Depuis ce temps, j'ai grandi avec mes secrets. Si je cite comment j'ai fait toutes ces années, cela me prendrait toute une vie. En tout cas, j'ai essayé de prendre la route que prenait la reine Idéally. J'étais consciente d'une chose : mon destin était tracé depuis des lustres. De jour en jour, je la voyais à travers moi, j'avais l'impression de vivre pour deux. Mais j'aimais ça, bizarrement. J'apprenais peu à peu. Il m'arrivait de me heurter, de tomber, de sombrer mais j'avançais, encore et toujours. Comment je le sais ? A chaque bon acte que je réalise, à chaque sentiment positif que je ressens réellement, j'ai un nouveau saphir rose sur moi. Aujourd'hui, je me vois tellement briller que c'est juste extraordinaire et magique. De mon précédent anniversaire, une magnifique couronne du monde d'à côté s'est placée sur ma tête, avec des places vides pour encore et encore des saphirs roses. Alors ma route sera peut-être encore longue. Une chose que je ne cesse de me dire ? Elle a raison d'avoir été « elle ». Vouloir faire du bien ne nous fait que du bien. Désormais, je vis pour le bonheur de mon prochain. Et le mien dans l'histoire ? Je suis étonnement déjà heureuse.
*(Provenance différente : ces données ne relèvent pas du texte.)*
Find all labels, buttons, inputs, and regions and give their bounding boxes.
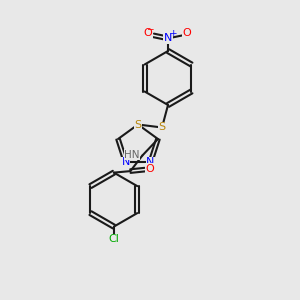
Text: N: N (164, 33, 172, 43)
Text: N: N (146, 158, 154, 167)
Text: HN: HN (124, 150, 140, 160)
Text: O: O (183, 28, 192, 38)
Text: N: N (122, 158, 130, 167)
Text: S: S (158, 122, 166, 133)
Text: O: O (144, 28, 153, 38)
Text: S: S (134, 119, 142, 130)
Text: Cl: Cl (108, 234, 119, 244)
Text: −: − (146, 24, 154, 33)
Text: +: + (169, 28, 176, 38)
Text: O: O (146, 164, 154, 174)
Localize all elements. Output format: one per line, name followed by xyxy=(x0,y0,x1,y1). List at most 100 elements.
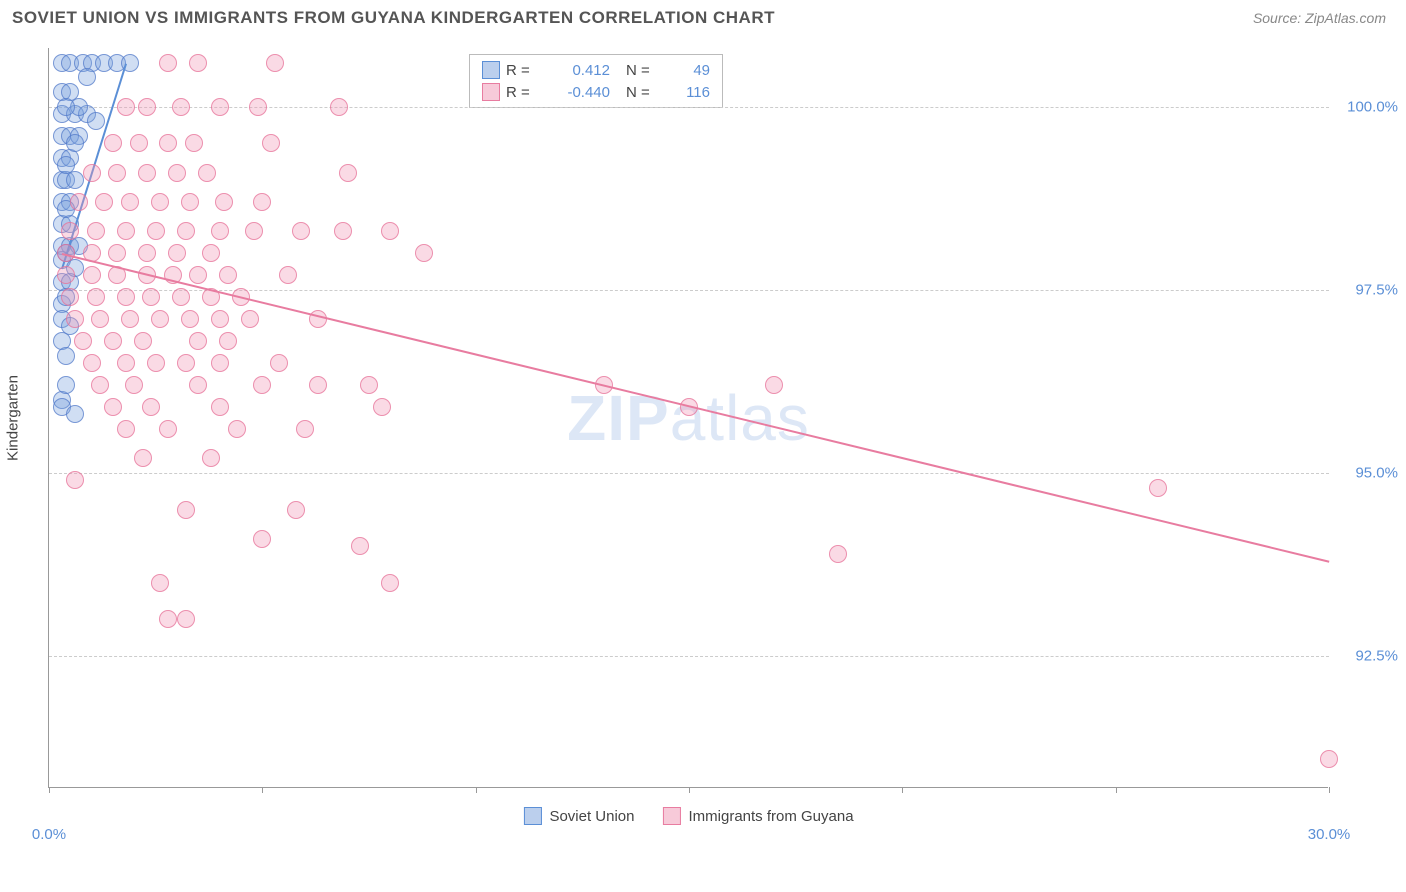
data-point xyxy=(296,420,314,438)
source-attribution: Source: ZipAtlas.com xyxy=(1253,10,1386,26)
data-point xyxy=(219,266,237,284)
header: SOVIET UNION VS IMMIGRANTS FROM GUYANA K… xyxy=(0,0,1406,32)
data-point xyxy=(125,376,143,394)
data-point xyxy=(829,545,847,563)
x-tick xyxy=(49,787,50,793)
data-point xyxy=(61,288,79,306)
legend-label: Immigrants from Guyana xyxy=(689,808,854,825)
data-point xyxy=(159,420,177,438)
data-point xyxy=(121,193,139,211)
data-point xyxy=(262,134,280,152)
data-point xyxy=(189,332,207,350)
data-point xyxy=(78,68,96,86)
r-value: 0.412 xyxy=(550,62,610,79)
data-point xyxy=(108,244,126,262)
data-point xyxy=(279,266,297,284)
legend-correlation: R = 0.412 N = 49R = -0.440 N = 116 xyxy=(469,54,723,108)
gridline xyxy=(49,473,1329,474)
data-point xyxy=(189,54,207,72)
n-value: 116 xyxy=(670,84,710,101)
data-point xyxy=(151,574,169,592)
gridline xyxy=(49,107,1329,108)
data-point xyxy=(765,376,783,394)
x-tick-label: 0.0% xyxy=(32,826,66,843)
x-tick xyxy=(1329,787,1330,793)
data-point xyxy=(339,164,357,182)
data-point xyxy=(87,288,105,306)
data-point xyxy=(202,449,220,467)
data-point xyxy=(147,354,165,372)
data-point xyxy=(57,156,75,174)
data-point xyxy=(66,134,84,152)
data-point xyxy=(91,310,109,328)
legend-swatch xyxy=(523,807,541,825)
n-label: N = xyxy=(626,62,664,79)
data-point xyxy=(202,244,220,262)
legend-series: Soviet Union Immigrants from Guyana xyxy=(523,807,853,825)
data-point xyxy=(168,164,186,182)
data-point xyxy=(211,354,229,372)
plot-area: ZIPatlas R =0.412N =49R =-0.440N =116 Ki… xyxy=(48,48,1328,788)
data-point xyxy=(108,164,126,182)
data-point xyxy=(130,134,148,152)
data-point xyxy=(185,134,203,152)
data-point xyxy=(117,98,135,116)
data-point xyxy=(415,244,433,262)
y-axis-label: Kindergarten xyxy=(5,375,22,461)
data-point xyxy=(266,54,284,72)
r-value: -0.440 xyxy=(550,84,610,101)
data-point xyxy=(373,398,391,416)
n-label: N = xyxy=(626,84,664,101)
legend-row: R = 0.412 N = 49 xyxy=(482,59,710,81)
legend-row: R =-0.440N =116 xyxy=(482,81,710,103)
data-point xyxy=(241,310,259,328)
x-tick-label: 30.0% xyxy=(1308,826,1351,843)
trendline xyxy=(62,253,1330,563)
data-point xyxy=(142,398,160,416)
data-point xyxy=(66,471,84,489)
data-point xyxy=(177,610,195,628)
data-point xyxy=(330,98,348,116)
data-point xyxy=(91,376,109,394)
data-point xyxy=(104,134,122,152)
data-point xyxy=(87,222,105,240)
data-point xyxy=(381,574,399,592)
x-tick xyxy=(476,787,477,793)
data-point xyxy=(151,310,169,328)
legend-swatch xyxy=(482,61,500,79)
legend-swatch xyxy=(663,807,681,825)
n-value: 49 xyxy=(670,62,710,79)
data-point xyxy=(198,164,216,182)
legend-swatch xyxy=(482,83,500,101)
data-point xyxy=(168,244,186,262)
data-point xyxy=(172,288,190,306)
data-point xyxy=(177,354,195,372)
data-point xyxy=(360,376,378,394)
data-point xyxy=(172,98,190,116)
data-point xyxy=(228,420,246,438)
data-point xyxy=(147,222,165,240)
data-point xyxy=(211,310,229,328)
data-point xyxy=(95,193,113,211)
gridline xyxy=(49,656,1329,657)
legend-label: Soviet Union xyxy=(549,808,634,825)
data-point xyxy=(253,530,271,548)
r-label: R = xyxy=(506,62,544,79)
data-point xyxy=(121,310,139,328)
data-point xyxy=(253,376,271,394)
data-point xyxy=(83,266,101,284)
data-point xyxy=(61,222,79,240)
data-point xyxy=(74,332,92,350)
data-point xyxy=(117,288,135,306)
data-point xyxy=(219,332,237,350)
data-point xyxy=(57,376,75,394)
data-point xyxy=(1149,479,1167,497)
data-point xyxy=(87,112,105,130)
data-point xyxy=(57,266,75,284)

Que demander de plus que de pouvoir apporter le sourire aux malheureux, la joie à ceux qui souffrent, la confiance à ceux qui tremblent de peur, et surtout l'espoir à ceux qui perdent la joie de vivre ? J'essaie, encore et toujours, je précise. Toutefois, je suis fière de la femme que je suis aujourd'hui. Différente, oui, mais extra-terrestre, cela m'a toujours étonné, comme je le disais, mais ma mère a finalement avoué pourquoi ce terme. Il parait que tout simplement, d'après elle, la bonté est devenue tellement rare, et moi je représentais tout le contraire de ce qui était ordinaire dans notre monde, tellement qu'elle s'était toujours dit : « ma fille n'est sûrement pas de ce monde, une enfant maudite et pourtant d'une pure bonté. Antithétique ! ». Cela m'a fait sourire d'une part, d'autre part, j'étais encore plus étonnée que je ne l'étais avant. Mais le plus choquant, c'est qu'elle m'a avouée un grand secret sur la reine Idéally, et depuis je ne cesse de me demander : sur quelle enfant maudite mon destin sera-t-il lié à son tour, le jour où je volerai pour le monde d'à côté ? « Notre monde, un monde auquel appartiennent les personnes comme toi et moi » comme le disait-elle tendrement.